A 2007 paper by another group described the issue, declaring it “a loss for breast cancer, but a boon for melanoma research,” but Sellers continued to see papers published incorrectly describing them as breast cancer cells. That experience has led Sellers to focus on the part of irreproducibility that seems most tractable: trying to make sure that the ingredients that scientists use in their experiments are vetted enough that they can be confident about what they are.
Sellers has become one of a group of experts trying to talk about the problem publicly and brainstorm about fixes. He imagines a crowd-sourced website like TripAdvisor, where scientists could rate cell lines. In a recent paper in the journal Nature, other researchers called for standardization of the antibodies that are used to track proteins in biomedical research. In the United States alone, the authors estimated, $350 million is lost per year due to antibodies that don’t work as advertised.

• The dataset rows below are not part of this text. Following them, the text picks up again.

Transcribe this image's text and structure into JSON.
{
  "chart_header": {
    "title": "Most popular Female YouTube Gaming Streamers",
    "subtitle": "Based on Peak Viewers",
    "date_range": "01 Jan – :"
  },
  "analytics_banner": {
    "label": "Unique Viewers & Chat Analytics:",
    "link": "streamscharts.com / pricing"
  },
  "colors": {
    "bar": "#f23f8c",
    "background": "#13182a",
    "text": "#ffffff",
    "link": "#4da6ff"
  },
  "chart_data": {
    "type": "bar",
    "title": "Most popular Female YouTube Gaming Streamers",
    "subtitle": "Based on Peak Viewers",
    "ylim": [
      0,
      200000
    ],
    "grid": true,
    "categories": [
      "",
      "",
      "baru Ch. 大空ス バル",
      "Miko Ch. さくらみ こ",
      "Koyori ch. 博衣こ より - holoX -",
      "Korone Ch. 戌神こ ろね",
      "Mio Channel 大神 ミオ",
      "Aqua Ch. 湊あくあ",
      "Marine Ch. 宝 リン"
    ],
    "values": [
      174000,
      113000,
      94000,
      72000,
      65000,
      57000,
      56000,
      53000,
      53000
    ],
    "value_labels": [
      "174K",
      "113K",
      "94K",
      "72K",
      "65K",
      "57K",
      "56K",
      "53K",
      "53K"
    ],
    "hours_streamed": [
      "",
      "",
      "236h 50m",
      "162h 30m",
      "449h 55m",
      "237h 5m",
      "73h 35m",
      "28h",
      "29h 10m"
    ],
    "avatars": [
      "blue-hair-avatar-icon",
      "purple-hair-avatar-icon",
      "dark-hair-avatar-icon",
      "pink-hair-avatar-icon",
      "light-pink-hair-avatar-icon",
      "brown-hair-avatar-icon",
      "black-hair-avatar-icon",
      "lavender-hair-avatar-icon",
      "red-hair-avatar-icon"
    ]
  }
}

The irreproducibility problem is being recognized at the highest levels; the White House’s Office of Science and Technology Policy mentioned it last summer in a request for public comments on innovation strategy. “Given recent evidence of the irreproducibility of a surprising number of published scientific findings, how can the federal government leverage its role as a significant funder of scientific research to most effectively address the problem?” the document said.

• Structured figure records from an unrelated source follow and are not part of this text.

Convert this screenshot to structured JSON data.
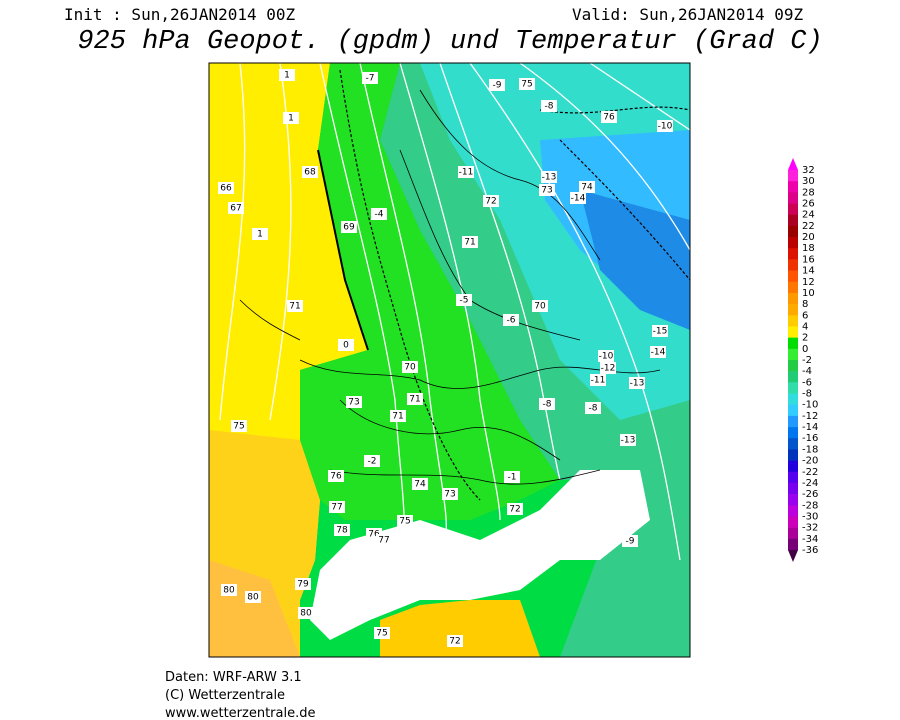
{
  "header": {
    "init": "Init : Sun,26JAN2014 00Z",
    "valid": "Valid: Sun,26JAN2014 09Z",
    "title": "925 hPa Geopot. (gpdm) und Temperatur (Grad C)"
  },
  "colorbar": {
    "labels": [
      32,
      30,
      28,
      26,
      24,
      22,
      20,
      18,
      16,
      14,
      12,
      10,
      8,
      6,
      4,
      2,
      0,
      -2,
      -4,
      -6,
      -8,
      -10,
      -12,
      -14,
      -16,
      -18,
      -20,
      -22,
      -24,
      -26,
      -28,
      -30,
      -32,
      -34,
      -36
    ],
    "colors": [
      "#ff00ff",
      "#ff22dd",
      "#ee00aa",
      "#dd0088",
      "#cc0055",
      "#aa0022",
      "#990000",
      "#bb0000",
      "#dd1100",
      "#ee3300",
      "#ff5500",
      "#ff7700",
      "#ff9900",
      "#ffaa00",
      "#ffcc00",
      "#ffee00",
      "#00dd00",
      "#33ee33",
      "#22cc44",
      "#22cc77",
      "#33ddaa",
      "#33dddd",
      "#33ccff",
      "#2299ff",
      "#0077ee",
      "#0055cc",
      "#0033bb",
      "#2200dd",
      "#5500ee",
      "#7700ee",
      "#9900ee",
      "#bb00dd",
      "#cc00bb",
      "#aa0099",
      "#770077",
      "#440044"
    ]
  },
  "map_labels": [
    "66",
    "67",
    "68",
    "69",
    "71",
    "75",
    "80",
    "80",
    "79",
    "80",
    "75",
    "72",
    "76",
    "77",
    "78",
    "76",
    "77",
    "75",
    "74",
    "73",
    "72",
    "71",
    "70",
    "73",
    "71",
    "70",
    "71",
    "72",
    "73",
    "74",
    "75",
    "76",
    "-7",
    "-9",
    "-8",
    "-10",
    "-11",
    "-13",
    "-14",
    "-15",
    "-14",
    "-13",
    "-12",
    "-11",
    "-10",
    "-8",
    "-6",
    "-5",
    "-4",
    "-2",
    "-1",
    "0",
    "1",
    "1",
    "1",
    "-9",
    "-8",
    "-13"
  ],
  "footer": [
    "Daten: WRF-ARW 3.1",
    "(C) Wetterzentrale",
    "www.wetterzentrale.de"
  ]
}
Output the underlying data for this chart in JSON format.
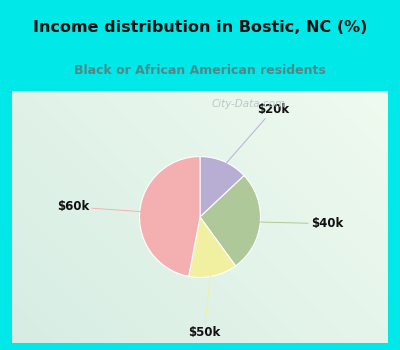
{
  "title": "Income distribution in Bostic, NC (%)",
  "subtitle": "Black or African American residents",
  "slices": [
    {
      "label": "$20k",
      "value": 13,
      "color": "#b8aed4"
    },
    {
      "label": "$40k",
      "value": 27,
      "color": "#afc89a"
    },
    {
      "label": "$50k",
      "value": 13,
      "color": "#f0f0a0"
    },
    {
      "label": "$60k",
      "value": 47,
      "color": "#f4b0b0"
    }
  ],
  "start_angle": 90,
  "background_color": "#00e8e8",
  "chart_bg_color": "#e8f5ee",
  "title_color": "#111111",
  "subtitle_color": "#508888",
  "label_color": "#111111",
  "watermark": "City-Data.com",
  "watermark_color": "#b0c0c0"
}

Some proposals focus on the journals that publish research, the gatekeepers of new scientific knowledge. Dozens of journals signed a pledge with the National Institutes of Health to adopt measures that will help enable scientists to repeat experiments easily — allowing them to determine more easily which findings are reproducible and which are not.
But for now, each field is coming to terms with the crisis in its own way. Staley, the MGH epilepsy researcher, and some of his colleagues have proposed an epilepsy-focused journal that would publish attempts to repeat experiments — documenting failures as carefully as successes. Christophe Bernard, editor of a new journal called eNeuro, said part of the journal’s mission is to publish negative results. When a study that can’t be replicated remains in the literature, he argues, it can lead an entire field astray.

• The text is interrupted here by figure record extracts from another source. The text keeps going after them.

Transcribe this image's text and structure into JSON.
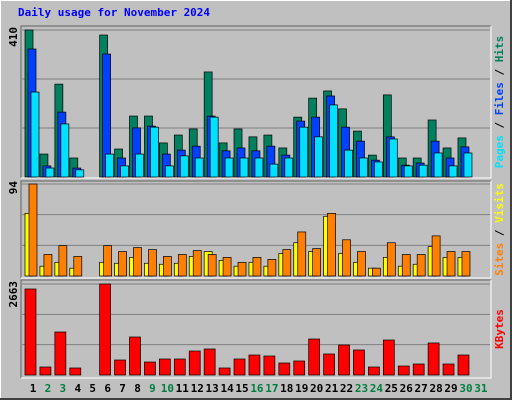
{
  "chart_data": [
    {
      "type": "bar",
      "title": "Daily usage for November 2024",
      "legend_separator": " / ",
      "categories": [
        "1",
        "2",
        "3",
        "4",
        "5",
        "6",
        "7",
        "8",
        "9",
        "10",
        "11",
        "12",
        "13",
        "14",
        "15",
        "16",
        "17",
        "18",
        "19",
        "20",
        "21",
        "22",
        "23",
        "24",
        "25",
        "26",
        "27",
        "28",
        "29",
        "30",
        "31"
      ],
      "category_colors": [
        "#000000",
        "#008040",
        "#008040",
        "#000000",
        "#000000",
        "#000000",
        "#000000",
        "#000000",
        "#008040",
        "#008040",
        "#000000",
        "#000000",
        "#000000",
        "#000000",
        "#000000",
        "#008040",
        "#008040",
        "#000000",
        "#000000",
        "#000000",
        "#000000",
        "#000000",
        "#008040",
        "#008040",
        "#000000",
        "#000000",
        "#000000",
        "#000000",
        "#000000",
        "#008040",
        "#008040"
      ],
      "ylim": [
        0,
        410
      ],
      "yticks": [
        410
      ],
      "series": [
        {
          "name": "Hits",
          "color": "#00805c",
          "values": [
            410,
            64,
            259,
            53,
            0,
            396,
            78,
            170,
            170,
            95,
            117,
            134,
            293,
            95,
            134,
            112,
            117,
            81,
            167,
            220,
            240,
            190,
            128,
            61,
            229,
            53,
            53,
            159,
            81,
            109,
            0
          ]
        },
        {
          "name": "Files",
          "color": "#0040ff",
          "values": [
            357,
            31,
            181,
            25,
            0,
            343,
            53,
            137,
            142,
            64,
            75,
            86,
            170,
            73,
            81,
            73,
            86,
            61,
            156,
            167,
            226,
            139,
            100,
            47,
            112,
            33,
            39,
            100,
            53,
            84,
            0
          ]
        },
        {
          "name": "Pages",
          "color": "#00e0ff",
          "values": [
            237,
            25,
            148,
            20,
            0,
            64,
            31,
            64,
            139,
            31,
            59,
            53,
            167,
            53,
            53,
            53,
            36,
            53,
            139,
            112,
            201,
            75,
            53,
            42,
            106,
            31,
            33,
            67,
            31,
            67,
            0
          ]
        }
      ]
    },
    {
      "type": "bar",
      "ylim": [
        0,
        94
      ],
      "yticks": [
        94
      ],
      "series": [
        {
          "name": "Visits",
          "color": "#ffff00",
          "values": [
            64,
            10,
            14,
            8,
            0,
            14,
            13,
            19,
            13,
            12,
            13,
            20,
            25,
            16,
            10,
            14,
            10,
            23,
            34,
            25,
            61,
            23,
            14,
            8,
            19,
            10,
            12,
            30,
            19,
            19,
            0
          ]
        },
        {
          "name": "Sites",
          "color": "#ff8000",
          "values": [
            94,
            22,
            31,
            20,
            0,
            31,
            25,
            29,
            27,
            20,
            22,
            26,
            22,
            19,
            14,
            19,
            17,
            27,
            45,
            28,
            64,
            37,
            25,
            8,
            34,
            22,
            22,
            41,
            25,
            25,
            0
          ]
        }
      ]
    },
    {
      "type": "bar",
      "ylim": [
        0,
        2663
      ],
      "yticks": [
        2663
      ],
      "series": [
        {
          "name": "KBytes",
          "color": "#ff0000",
          "values": [
            2517,
            234,
            1258,
            205,
            0,
            2663,
            439,
            1112,
            380,
            468,
            468,
            702,
            761,
            205,
            468,
            585,
            556,
            351,
            410,
            1053,
            615,
            878,
            732,
            234,
            1024,
            263,
            322,
            937,
            322,
            585,
            0
          ]
        }
      ]
    }
  ]
}
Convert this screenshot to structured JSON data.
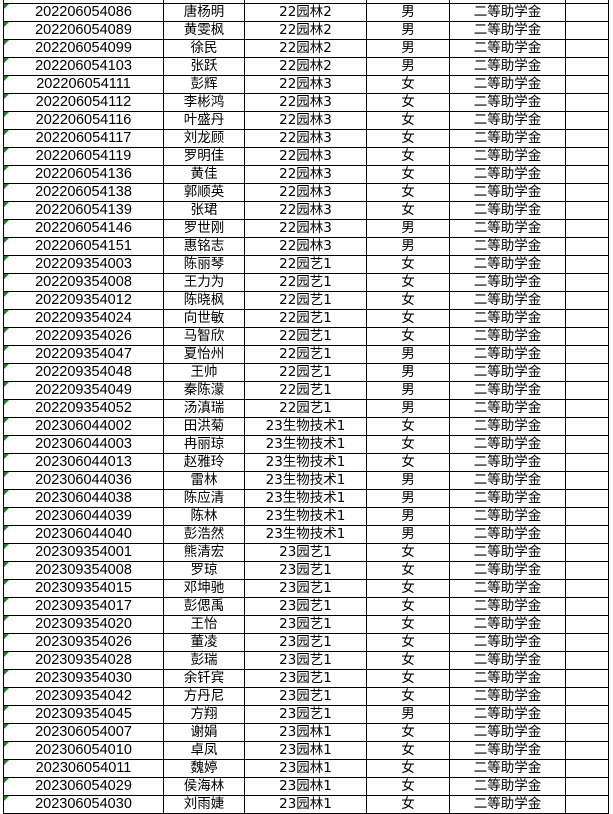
{
  "award": "二等助学金",
  "rows": [
    [
      "202206054086",
      "唐杨明",
      "22园林2",
      "男"
    ],
    [
      "202206054089",
      "黄雯枫",
      "22园林2",
      "男"
    ],
    [
      "202206054099",
      "徐民",
      "22园林2",
      "男"
    ],
    [
      "202206054103",
      "张跃",
      "22园林2",
      "男"
    ],
    [
      "202206054111",
      "彭辉",
      "22园林3",
      "女"
    ],
    [
      "202206054112",
      "李彬鸿",
      "22园林3",
      "女"
    ],
    [
      "202206054116",
      "叶盛丹",
      "22园林3",
      "女"
    ],
    [
      "202206054117",
      "刘龙顾",
      "22园林3",
      "女"
    ],
    [
      "202206054119",
      "罗明佳",
      "22园林3",
      "女"
    ],
    [
      "202206054136",
      "黄佳",
      "22园林3",
      "女"
    ],
    [
      "202206054138",
      "郭顺英",
      "22园林3",
      "女"
    ],
    [
      "202206054139",
      "张珺",
      "22园林3",
      "女"
    ],
    [
      "202206054146",
      "罗世刚",
      "22园林3",
      "男"
    ],
    [
      "202206054151",
      "惠铭志",
      "22园林3",
      "男"
    ],
    [
      "202209354003",
      "陈丽琴",
      "22园艺1",
      "女"
    ],
    [
      "202209354008",
      "王力为",
      "22园艺1",
      "女"
    ],
    [
      "202209354012",
      "陈晓枫",
      "22园艺1",
      "女"
    ],
    [
      "202209354024",
      "向世敏",
      "22园艺1",
      "女"
    ],
    [
      "202209354026",
      "马智欣",
      "22园艺1",
      "女"
    ],
    [
      "202209354047",
      "夏怡州",
      "22园艺1",
      "男"
    ],
    [
      "202209354048",
      "王帅",
      "22园艺1",
      "男"
    ],
    [
      "202209354049",
      "秦陈濛",
      "22园艺1",
      "男"
    ],
    [
      "202209354052",
      "汤滇瑞",
      "22园艺1",
      "男"
    ],
    [
      "202306044002",
      "田洪菊",
      "23生物技术1",
      "女"
    ],
    [
      "202306044003",
      "冉丽琼",
      "23生物技术1",
      "女"
    ],
    [
      "202306044013",
      "赵雅玲",
      "23生物技术1",
      "女"
    ],
    [
      "202306044036",
      "雷林",
      "23生物技术1",
      "男"
    ],
    [
      "202306044038",
      "陈应清",
      "23生物技术1",
      "男"
    ],
    [
      "202306044039",
      "陈林",
      "23生物技术1",
      "男"
    ],
    [
      "202306044040",
      "彭浩然",
      "23生物技术1",
      "男"
    ],
    [
      "202309354001",
      "熊清宏",
      "23园艺1",
      "女"
    ],
    [
      "202309354008",
      "罗琼",
      "23园艺1",
      "女"
    ],
    [
      "202309354015",
      "邓坤驰",
      "23园艺1",
      "女"
    ],
    [
      "202309354017",
      "彭偲禹",
      "23园艺1",
      "女"
    ],
    [
      "202309354020",
      "王怡",
      "23园艺1",
      "女"
    ],
    [
      "202309354026",
      "董凌",
      "23园艺1",
      "女"
    ],
    [
      "202309354028",
      "彭瑞",
      "23园艺1",
      "女"
    ],
    [
      "202309354030",
      "余钎宾",
      "23园艺1",
      "女"
    ],
    [
      "202309354042",
      "方丹尼",
      "23园艺1",
      "女"
    ],
    [
      "202309354045",
      "方翔",
      "23园艺1",
      "男"
    ],
    [
      "202306054007",
      "谢娟",
      "23园林1",
      "女"
    ],
    [
      "202306054010",
      "卓凤",
      "23园林1",
      "女"
    ],
    [
      "202306054011",
      "魏婷",
      "23园林1",
      "女"
    ],
    [
      "202306054029",
      "侯海林",
      "23园林1",
      "女"
    ],
    [
      "202306054030",
      "刘雨婕",
      "23园林1",
      "女"
    ]
  ]
}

Whether the new focus on irreproducibility will solve the problem is unknown; Harvard cell biologist Bjorn Olsen, has seen attention to the issue rise and fall. As a junior researcher, Olsen spent a year trying to repeat an experiment he had seen published in a prestigious journal. The technique in question supposedly could be used to track molecules within cells. At wits’ end, he contacted the scientist who had led the research to ask what he was doing wrong.
As Olsen recalled, the scientist seemed surprised to hear from him and said that the technique was very difficult and that he would not recommend that people do it. It became clear to Olsen that it was something that the original research team had tried and failed to do many times, and then had gone and published a paper based on the few times it worked.
“When papers are written and data are presented in public it looks like everything is just perfect, and that is not what science is,” Olsen said. “Science is an imperfect human activity that we try to do as best we can.”
Olsen and a colleague started the Journal of Negative Results in BioMedicine nearly 15 years ago. It’s a small journal that publishes about two papers a month. In the long run, the goal is to bring this conversation into the open — and ultimately put his own journal out of business.
Correction: An earlier version of this story incorrectly stated the name of the ALS Therapy Development Institute.